Going forward, the hope is that the incoming regime will have learned its lessons and now understands what it means to be discredited, kept off air, be targeted with malicious cases, and prevented from organizing and expressing themselves through ‘legal’ manipulations and extra-legal means—whether online or offline. The expectation of civil society is that the new government will not only put an end to all such policies and practices, but they must ensure illegal detentions of critics do not remain the norm. To do so, the new coalition must withdraw all politically motivated cases under PECA and other laws, take down the social media rules created under PECA, put in the legislative work to undo laws such as PECA, refrain from using media and telecommunications regulators in a partisan manner, and be open to feedback and criticism. That means hearing out the same civil-society groups and media outlets that the prime minister congratulated on what they require to really end Pakistan’s culture of censorship and self-censorship.
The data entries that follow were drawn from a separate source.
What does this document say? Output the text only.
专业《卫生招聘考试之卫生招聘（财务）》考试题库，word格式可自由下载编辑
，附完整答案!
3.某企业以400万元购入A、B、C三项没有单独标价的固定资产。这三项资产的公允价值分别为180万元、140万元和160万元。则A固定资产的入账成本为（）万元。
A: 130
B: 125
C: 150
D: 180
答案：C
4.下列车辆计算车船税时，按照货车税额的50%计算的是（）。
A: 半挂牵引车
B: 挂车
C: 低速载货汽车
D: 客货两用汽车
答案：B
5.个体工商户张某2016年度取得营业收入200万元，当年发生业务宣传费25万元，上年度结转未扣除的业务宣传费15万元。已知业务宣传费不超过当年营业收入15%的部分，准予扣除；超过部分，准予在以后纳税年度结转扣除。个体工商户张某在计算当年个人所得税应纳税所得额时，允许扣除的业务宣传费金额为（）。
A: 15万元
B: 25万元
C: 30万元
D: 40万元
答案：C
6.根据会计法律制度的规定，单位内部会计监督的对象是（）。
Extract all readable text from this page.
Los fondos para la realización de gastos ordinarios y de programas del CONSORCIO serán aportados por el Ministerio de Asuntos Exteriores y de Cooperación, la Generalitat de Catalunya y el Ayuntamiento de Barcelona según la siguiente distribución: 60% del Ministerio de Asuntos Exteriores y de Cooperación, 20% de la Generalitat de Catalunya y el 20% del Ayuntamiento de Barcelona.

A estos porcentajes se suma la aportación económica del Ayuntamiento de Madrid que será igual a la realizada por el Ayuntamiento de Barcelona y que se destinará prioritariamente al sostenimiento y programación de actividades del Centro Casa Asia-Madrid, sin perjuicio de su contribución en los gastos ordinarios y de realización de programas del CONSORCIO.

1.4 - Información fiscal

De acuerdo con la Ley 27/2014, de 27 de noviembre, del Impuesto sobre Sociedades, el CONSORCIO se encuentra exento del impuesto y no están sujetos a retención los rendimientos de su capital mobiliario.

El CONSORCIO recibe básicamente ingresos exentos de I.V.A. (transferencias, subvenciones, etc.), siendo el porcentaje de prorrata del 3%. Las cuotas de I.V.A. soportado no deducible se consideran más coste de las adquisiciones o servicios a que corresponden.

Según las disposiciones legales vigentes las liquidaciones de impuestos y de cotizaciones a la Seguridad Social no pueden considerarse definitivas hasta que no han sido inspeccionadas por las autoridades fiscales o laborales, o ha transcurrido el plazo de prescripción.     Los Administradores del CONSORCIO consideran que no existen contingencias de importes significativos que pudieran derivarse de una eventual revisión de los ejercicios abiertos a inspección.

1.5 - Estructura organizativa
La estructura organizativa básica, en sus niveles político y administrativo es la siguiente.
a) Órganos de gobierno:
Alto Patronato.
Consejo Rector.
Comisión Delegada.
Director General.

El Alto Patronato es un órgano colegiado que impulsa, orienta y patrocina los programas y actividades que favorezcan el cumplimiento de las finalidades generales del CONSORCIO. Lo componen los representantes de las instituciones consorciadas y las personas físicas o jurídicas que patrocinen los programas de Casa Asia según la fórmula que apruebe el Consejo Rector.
—Farieha Aziz, is a non-resident senior fellow at the Atlantic Council’s South Asia Center.
A brewing economic crisis requires a steady hand
A commodity supercycle of rising prices that refuses to take a breather, a global transition toward hawkish monetary policy, and the vulnerability of Pakistan’s economy to food and energy prices are going to add a layer of complexity in a volatile political environment. If the populist economic decisions taken by the outgoing government are not reversed, they are going to have an adverse impact on fiscal and external deficits, which would constrain the new government’s capacity to drive meaningful change.
The first order of business ought to include a phase-out of energy subsidies and ensuring the availability of food staples at affordable prices, which is as much of a supply-chain issue as it is a pricing issue. A phase-out of energy subsidies would lead to a spurt in inflation, followed by second-round effects as goods and wages are repriced. How soft or hard the landing will be depends on whether monetary policy is more proactive or reactive. A resumption of Pakistan’s International Monetary Fund program and securing external funds from key partners would be critical to avoid an external funding crisis, given the excessive reliance of the economy on imported food and energy. On the economic front, the next two quarters will be challenging, and navigating them without any populist uprising backed by the opposition can be deemed a short-term success.
—Ammar Habib Khan is a non-resident senior fellow at the South Asia Center.